Another area that, if adopted, would be a sea-change from FDA’s current practice is the recommendation that federal agencies provide regulated industry with notice about the closure of an investigation: “If a party has been informed by an agency that it is under investigation, the agency should inform the party when the investigation is closed and, when the agency has made no finding of violation, so state.” This courtesy notification will obviate the current dilemma a target faces when in limbo, not knowing whether the government still is investigating but too nervous to “poke the bear” to ask directly.
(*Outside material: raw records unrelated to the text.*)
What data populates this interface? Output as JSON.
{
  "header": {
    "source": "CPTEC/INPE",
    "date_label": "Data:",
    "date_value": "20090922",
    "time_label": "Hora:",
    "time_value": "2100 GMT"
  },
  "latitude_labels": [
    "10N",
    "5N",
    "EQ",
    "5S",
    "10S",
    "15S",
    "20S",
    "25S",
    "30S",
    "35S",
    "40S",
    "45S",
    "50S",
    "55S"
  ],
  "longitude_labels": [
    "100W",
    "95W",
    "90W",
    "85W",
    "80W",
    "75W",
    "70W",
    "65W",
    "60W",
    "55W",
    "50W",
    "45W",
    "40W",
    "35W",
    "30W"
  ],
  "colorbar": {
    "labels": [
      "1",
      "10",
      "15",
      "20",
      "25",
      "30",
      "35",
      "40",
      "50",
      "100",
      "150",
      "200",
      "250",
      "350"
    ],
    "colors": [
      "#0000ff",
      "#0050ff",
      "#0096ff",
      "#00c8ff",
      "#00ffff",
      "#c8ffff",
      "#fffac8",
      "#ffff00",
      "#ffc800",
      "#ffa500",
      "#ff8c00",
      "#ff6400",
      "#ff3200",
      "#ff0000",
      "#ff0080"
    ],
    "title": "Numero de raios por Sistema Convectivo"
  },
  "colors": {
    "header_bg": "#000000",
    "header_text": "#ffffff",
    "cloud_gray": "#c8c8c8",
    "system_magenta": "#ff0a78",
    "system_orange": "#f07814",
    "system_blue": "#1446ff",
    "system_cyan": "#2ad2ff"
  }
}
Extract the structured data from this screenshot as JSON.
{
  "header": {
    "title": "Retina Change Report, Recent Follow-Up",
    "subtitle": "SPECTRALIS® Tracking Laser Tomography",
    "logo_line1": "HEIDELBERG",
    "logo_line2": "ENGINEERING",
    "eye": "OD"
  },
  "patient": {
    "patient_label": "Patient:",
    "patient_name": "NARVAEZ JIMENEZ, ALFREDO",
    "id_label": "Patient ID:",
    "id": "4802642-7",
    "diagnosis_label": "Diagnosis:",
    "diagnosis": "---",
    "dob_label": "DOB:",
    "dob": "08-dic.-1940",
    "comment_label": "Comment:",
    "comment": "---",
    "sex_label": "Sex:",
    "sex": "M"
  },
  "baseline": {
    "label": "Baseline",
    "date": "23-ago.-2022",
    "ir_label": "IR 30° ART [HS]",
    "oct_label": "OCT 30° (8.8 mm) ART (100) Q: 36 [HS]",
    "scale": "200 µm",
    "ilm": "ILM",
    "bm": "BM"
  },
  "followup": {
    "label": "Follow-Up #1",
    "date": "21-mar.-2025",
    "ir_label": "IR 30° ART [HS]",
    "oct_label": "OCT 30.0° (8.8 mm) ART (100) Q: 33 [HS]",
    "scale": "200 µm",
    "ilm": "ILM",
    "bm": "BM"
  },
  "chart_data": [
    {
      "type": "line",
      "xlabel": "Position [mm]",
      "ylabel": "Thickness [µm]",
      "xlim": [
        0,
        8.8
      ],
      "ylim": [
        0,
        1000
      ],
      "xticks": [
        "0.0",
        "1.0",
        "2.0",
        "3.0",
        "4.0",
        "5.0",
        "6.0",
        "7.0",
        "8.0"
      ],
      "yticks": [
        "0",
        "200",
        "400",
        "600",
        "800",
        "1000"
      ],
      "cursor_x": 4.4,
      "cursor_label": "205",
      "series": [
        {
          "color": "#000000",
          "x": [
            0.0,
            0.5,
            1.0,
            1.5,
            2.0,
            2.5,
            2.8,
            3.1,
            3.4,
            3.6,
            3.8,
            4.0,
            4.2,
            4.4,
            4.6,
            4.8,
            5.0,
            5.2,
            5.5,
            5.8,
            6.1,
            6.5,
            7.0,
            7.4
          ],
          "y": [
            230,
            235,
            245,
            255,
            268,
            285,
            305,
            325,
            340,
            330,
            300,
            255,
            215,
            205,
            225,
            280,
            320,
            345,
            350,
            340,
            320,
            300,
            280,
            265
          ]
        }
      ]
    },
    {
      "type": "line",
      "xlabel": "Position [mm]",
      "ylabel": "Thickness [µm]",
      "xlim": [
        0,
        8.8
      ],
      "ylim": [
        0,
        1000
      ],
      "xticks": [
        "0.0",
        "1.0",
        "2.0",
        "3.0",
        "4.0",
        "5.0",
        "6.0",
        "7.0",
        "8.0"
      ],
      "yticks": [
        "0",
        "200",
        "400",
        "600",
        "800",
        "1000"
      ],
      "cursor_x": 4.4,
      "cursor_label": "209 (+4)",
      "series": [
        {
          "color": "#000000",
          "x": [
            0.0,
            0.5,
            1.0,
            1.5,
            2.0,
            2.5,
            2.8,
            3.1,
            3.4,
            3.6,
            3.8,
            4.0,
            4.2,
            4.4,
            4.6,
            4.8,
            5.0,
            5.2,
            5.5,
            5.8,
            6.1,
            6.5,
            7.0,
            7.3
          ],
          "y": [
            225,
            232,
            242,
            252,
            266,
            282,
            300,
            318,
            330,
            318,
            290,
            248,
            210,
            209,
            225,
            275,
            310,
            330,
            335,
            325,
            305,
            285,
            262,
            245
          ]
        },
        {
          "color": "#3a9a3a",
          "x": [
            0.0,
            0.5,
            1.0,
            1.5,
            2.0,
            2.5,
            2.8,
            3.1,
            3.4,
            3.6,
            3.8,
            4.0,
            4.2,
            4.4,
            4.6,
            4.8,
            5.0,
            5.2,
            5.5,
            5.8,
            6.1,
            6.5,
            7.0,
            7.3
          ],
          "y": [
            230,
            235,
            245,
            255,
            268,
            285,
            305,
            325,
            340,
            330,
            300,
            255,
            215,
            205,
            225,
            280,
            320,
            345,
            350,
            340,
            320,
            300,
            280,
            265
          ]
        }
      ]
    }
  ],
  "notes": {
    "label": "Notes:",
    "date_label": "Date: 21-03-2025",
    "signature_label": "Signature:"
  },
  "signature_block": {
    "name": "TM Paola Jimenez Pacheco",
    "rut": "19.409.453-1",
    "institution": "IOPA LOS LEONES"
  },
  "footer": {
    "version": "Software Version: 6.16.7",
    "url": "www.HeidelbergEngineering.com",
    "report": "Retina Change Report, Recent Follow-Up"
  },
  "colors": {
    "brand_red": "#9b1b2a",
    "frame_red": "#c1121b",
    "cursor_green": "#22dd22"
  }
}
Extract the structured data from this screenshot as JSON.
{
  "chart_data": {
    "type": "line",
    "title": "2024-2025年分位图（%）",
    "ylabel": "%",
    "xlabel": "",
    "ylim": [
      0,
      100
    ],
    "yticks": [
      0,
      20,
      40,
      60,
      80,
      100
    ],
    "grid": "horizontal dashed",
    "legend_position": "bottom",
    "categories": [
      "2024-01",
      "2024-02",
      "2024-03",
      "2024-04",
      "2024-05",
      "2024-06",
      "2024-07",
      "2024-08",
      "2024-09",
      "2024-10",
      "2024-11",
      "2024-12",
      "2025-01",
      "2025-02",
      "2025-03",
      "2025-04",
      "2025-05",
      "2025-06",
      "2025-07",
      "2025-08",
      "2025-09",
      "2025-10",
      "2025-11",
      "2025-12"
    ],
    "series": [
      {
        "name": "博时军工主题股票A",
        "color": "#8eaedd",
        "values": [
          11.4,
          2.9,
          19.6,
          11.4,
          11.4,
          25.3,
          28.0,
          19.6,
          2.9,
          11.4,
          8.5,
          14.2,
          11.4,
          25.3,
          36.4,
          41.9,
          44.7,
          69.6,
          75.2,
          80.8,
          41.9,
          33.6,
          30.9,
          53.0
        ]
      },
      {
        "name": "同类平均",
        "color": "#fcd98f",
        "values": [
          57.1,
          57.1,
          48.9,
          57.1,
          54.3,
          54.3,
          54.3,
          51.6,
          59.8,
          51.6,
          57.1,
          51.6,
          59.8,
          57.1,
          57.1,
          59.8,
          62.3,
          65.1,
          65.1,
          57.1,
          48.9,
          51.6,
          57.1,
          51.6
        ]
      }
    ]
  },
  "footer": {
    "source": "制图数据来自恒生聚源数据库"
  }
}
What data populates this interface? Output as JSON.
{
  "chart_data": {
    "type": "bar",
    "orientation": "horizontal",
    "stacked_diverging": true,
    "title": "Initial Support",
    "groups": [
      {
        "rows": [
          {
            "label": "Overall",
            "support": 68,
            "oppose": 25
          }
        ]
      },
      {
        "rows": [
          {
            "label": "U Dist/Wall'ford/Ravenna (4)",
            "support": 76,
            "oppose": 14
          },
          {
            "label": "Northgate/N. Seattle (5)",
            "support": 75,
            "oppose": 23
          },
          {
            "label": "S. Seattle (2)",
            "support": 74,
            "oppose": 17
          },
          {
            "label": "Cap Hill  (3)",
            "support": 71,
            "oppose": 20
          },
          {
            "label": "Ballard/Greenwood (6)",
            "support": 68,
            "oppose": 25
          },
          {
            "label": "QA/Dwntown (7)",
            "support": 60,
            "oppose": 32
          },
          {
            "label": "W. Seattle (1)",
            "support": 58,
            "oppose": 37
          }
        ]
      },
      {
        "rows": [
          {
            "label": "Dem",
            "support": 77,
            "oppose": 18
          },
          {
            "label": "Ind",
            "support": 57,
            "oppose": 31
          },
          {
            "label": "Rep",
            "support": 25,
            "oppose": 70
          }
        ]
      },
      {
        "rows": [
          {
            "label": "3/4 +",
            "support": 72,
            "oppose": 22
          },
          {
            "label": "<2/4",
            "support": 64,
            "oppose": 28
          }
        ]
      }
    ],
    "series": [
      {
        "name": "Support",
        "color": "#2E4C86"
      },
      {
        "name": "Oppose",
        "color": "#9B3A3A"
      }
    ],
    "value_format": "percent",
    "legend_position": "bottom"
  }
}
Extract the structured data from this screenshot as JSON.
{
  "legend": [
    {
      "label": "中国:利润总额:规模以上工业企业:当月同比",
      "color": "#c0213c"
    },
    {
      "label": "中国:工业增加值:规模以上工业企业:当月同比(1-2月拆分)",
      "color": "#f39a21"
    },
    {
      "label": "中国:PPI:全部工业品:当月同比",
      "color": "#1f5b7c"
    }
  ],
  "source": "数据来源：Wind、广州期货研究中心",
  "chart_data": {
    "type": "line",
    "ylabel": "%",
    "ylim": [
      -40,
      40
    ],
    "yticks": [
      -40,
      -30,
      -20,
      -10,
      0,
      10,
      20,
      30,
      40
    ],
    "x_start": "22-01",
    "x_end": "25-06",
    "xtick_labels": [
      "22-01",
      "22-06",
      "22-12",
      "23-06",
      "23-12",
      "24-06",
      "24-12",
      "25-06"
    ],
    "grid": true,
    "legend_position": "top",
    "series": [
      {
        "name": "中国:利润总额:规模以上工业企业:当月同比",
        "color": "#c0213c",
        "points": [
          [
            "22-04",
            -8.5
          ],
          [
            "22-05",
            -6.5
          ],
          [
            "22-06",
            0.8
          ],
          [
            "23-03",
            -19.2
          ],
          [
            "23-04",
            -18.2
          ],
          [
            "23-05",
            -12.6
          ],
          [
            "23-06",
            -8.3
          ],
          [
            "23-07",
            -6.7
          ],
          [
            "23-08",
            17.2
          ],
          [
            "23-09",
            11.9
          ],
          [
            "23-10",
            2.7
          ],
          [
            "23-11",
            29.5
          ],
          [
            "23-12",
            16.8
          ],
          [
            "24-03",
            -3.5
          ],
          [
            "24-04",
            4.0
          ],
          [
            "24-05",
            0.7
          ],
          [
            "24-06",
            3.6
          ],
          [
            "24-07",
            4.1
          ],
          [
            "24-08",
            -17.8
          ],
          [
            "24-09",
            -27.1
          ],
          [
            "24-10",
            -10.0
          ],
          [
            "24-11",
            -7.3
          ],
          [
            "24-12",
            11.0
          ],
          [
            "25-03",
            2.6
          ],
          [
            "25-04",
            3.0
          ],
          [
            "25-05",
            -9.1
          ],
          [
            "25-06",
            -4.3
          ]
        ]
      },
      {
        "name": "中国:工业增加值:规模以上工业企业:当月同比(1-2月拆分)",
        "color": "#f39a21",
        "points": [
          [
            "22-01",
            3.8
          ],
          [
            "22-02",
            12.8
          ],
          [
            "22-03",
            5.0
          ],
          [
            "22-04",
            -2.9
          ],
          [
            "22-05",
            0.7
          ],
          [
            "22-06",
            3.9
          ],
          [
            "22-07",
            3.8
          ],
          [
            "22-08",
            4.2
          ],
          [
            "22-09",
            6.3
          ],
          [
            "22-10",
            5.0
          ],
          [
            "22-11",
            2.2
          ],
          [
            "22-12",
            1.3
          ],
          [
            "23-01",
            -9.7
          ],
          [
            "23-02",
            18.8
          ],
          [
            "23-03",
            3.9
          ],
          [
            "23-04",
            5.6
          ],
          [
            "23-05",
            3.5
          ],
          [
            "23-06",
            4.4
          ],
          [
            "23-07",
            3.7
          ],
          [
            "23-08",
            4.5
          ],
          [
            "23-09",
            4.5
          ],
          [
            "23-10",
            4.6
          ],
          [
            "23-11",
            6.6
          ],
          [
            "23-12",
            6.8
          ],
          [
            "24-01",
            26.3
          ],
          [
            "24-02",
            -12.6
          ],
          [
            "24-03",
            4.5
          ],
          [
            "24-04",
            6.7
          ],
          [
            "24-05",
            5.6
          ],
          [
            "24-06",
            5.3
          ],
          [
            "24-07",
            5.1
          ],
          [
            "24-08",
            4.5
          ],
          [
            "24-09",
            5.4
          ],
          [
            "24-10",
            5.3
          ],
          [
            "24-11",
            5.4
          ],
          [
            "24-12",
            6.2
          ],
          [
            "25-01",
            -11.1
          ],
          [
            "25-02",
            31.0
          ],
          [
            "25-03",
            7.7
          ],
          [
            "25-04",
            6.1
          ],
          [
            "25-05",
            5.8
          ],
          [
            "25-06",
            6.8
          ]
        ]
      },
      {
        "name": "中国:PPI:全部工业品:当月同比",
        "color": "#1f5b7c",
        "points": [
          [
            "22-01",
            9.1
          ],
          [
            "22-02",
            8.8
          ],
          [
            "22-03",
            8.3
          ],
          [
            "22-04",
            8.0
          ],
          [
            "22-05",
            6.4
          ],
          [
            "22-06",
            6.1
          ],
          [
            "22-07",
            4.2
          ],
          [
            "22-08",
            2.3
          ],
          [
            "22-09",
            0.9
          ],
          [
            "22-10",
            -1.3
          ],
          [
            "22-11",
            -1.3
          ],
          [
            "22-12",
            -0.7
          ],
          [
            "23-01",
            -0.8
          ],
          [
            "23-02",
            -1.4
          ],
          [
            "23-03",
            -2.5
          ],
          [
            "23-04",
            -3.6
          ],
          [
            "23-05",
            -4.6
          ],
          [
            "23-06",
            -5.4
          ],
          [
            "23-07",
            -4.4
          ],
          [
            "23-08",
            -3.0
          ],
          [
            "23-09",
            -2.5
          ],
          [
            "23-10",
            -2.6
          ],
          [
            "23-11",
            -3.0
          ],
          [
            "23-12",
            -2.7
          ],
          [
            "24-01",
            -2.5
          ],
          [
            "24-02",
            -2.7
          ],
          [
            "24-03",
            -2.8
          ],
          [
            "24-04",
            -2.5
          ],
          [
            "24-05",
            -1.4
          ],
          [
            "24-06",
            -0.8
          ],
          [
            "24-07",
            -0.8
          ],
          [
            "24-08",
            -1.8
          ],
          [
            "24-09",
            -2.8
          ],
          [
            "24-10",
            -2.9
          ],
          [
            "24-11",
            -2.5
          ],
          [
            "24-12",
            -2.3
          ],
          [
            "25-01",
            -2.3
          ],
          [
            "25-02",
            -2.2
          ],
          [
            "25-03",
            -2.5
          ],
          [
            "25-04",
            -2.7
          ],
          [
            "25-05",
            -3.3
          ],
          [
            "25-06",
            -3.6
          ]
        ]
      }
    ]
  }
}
There are several other “best practices” that would level the playing field for subjects of an investigation, like requiring the government to provide favorable evidence to the subject of an enforcement action, or to apply enforcement discretion if the regulated party attempted in good faith to comply with the law. As noted, the November 26, 2020 deadline presents an interesting scenario for us to watch; it is extremely unlikely that in one month FDA can issue final rules that have not yet been proposed, and given the drastic changes that are recommended, we expect there is tremendous internal debate on making any proposals before the elections. But if FDA does, in fact, issue new (or revised) procedures in accordance with these recommended best practices, there may be some lemonade squeezed from these COVID-lemons.